Sem ‘taxa extra’

Volta Redonda vai acabar com cobrança de taxa para emissão de nota fiscal eletrônica

“A atual prestadora de serviços, além de onerar nossos contribuintes, não os atende a contento. Por vezes, o sistema fica instável, impossibilitando até a emissão das notas fiscais, impactando inclusive na arrecadação do município”. A afirmação foi feita por Erick Higino, secretário de Fazenda do governo Neto, ao anunciar, com exclusividade, que a prefeitura de Volta Redonda vai promover uma nova concorrência para o controle e emissão de Notas Fiscais Eletrônicas das empresas que operam no município. Tem mais. “Voltará a ser gratuito”, prometeu Higino, pondo fim à queixa dos empresários de Volta Redonda, que passaram a ser obrigados pelo governo Samuca a pagar pelo serviço nunca cobrado antes e que fazia a economia local girar.
Desde que assumiu a Fazenda, diz Erick Higino, vinha ouvindo reclamações sobre o serviço prestado pela Nota Control (Link Soluções Inteligentes Ltda), empresa que passou a controlar a emissão de notas fiscais das firmas com sede em Volta Redonda. Hoje, para emitir uma simples NF, o empresário tem que pagar, por mês, valores que vão de R$ 7,90 (para microempreendedores individuais) a R$ 29,90 (demais empresas). “O sistema deles é muito falho. Vira e mexe não consigo emitir notas. Ou, quando estou quase conseguindo, o sinal cai, e tenho que recomeçar tudo”, desabafou um empresário local. Ele, obviamente, ficou feliz da vida. “Essa empresa opera em vários lugares, e de graça. Em Barra Mansa, é de graça. Só aqui tínhamos que pagar. Já vai tarde”, justificou. “E ainda voltará a ser de graça; maravilha”, elogiou.
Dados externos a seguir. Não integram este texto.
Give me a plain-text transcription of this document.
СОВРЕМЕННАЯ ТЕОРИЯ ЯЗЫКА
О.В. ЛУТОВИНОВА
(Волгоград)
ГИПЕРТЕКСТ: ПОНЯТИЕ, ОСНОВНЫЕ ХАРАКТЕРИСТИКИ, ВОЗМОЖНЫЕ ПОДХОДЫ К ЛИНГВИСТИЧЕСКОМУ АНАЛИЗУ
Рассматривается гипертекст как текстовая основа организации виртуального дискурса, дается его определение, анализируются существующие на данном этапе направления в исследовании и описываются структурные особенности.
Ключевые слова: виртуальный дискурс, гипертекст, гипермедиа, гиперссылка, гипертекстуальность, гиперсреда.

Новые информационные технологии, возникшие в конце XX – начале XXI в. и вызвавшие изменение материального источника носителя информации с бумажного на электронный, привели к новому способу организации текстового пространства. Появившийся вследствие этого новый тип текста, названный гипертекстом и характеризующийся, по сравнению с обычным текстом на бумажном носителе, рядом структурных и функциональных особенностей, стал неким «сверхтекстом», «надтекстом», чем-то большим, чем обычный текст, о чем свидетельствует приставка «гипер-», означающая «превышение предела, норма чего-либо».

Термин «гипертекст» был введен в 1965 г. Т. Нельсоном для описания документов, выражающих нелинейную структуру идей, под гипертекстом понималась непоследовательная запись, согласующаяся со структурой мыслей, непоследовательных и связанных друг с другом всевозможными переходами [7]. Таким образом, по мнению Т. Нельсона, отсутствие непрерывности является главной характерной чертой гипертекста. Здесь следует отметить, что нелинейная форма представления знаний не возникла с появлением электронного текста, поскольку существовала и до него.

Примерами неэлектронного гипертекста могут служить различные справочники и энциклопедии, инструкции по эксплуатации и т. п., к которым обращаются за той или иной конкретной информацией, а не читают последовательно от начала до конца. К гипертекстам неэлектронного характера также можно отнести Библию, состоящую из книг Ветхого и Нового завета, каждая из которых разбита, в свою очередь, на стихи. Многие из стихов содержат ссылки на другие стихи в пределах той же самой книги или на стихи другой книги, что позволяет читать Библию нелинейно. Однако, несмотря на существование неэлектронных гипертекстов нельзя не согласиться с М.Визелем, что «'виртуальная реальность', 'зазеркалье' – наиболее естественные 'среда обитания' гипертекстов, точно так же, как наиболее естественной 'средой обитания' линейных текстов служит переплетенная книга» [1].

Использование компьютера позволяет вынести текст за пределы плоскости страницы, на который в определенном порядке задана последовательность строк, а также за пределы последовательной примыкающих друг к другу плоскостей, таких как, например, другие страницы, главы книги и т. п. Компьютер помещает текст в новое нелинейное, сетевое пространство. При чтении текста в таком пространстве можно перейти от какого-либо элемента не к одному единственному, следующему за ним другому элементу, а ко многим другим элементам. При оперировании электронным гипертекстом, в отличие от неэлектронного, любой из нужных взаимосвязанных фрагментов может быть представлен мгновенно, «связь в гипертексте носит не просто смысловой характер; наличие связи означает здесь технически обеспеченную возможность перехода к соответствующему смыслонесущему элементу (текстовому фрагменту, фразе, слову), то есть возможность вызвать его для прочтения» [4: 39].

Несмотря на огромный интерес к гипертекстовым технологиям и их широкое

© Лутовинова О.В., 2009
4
De acordo com Erick Higino, ainda em março, a prefeitura de Volta Redonda vai publicar o edital de concorrência e, dentro do previsto, em abril, um novo sistema estará em uso. “E gratuito”, como reforçou.
Taxa extra
A cobrança da taxa extra foi anunciada por Samuca em maio de 2020, quando terminou o contrato da secretaria de Fazenda de Volta Redonda com a empresa Simpliss, que operava o serviço quando ele ainda era gratuito. Para vencer a concorrência (pregão eletrônico), a Link Soluções Inteligentes ofereceu R$ 15.647,00 – valor máximo previsto no edital – para gerenciar o banco de dados dos contribuintes voltarredondenses por um ano.
A cobrança seria iniciada em 18 de maio, mas foi adiada por causa da pandemia do coronavírus. Em nota enviada aos associados, a Aescon (Associação das Empresas de Serviços Contábeis de Volta Redonda) chegou a ressaltar a falta de diálogo do governo Samuca com a categoria. “Fizemos o que foi possível, e lamentamos a falta de planejamento e respeito para que os profissionais de contabilidade pudessem participar, com antecedência, deste processo. Prestamos um serviço inestimável na arrecadação do município e somos essenciais, neste momento”, pontuou a entidade.
Não teve jeito. Logo depois do feriado de 17 de julho, aniversário da cidade do aço, os empresários, comerciantes ou MEIs de Volta Redonda receberam a triste notícia: teriam que pagar para emitir suas notas fiscais. Situação que o governo Neto vai pôr fim. Ainda bem.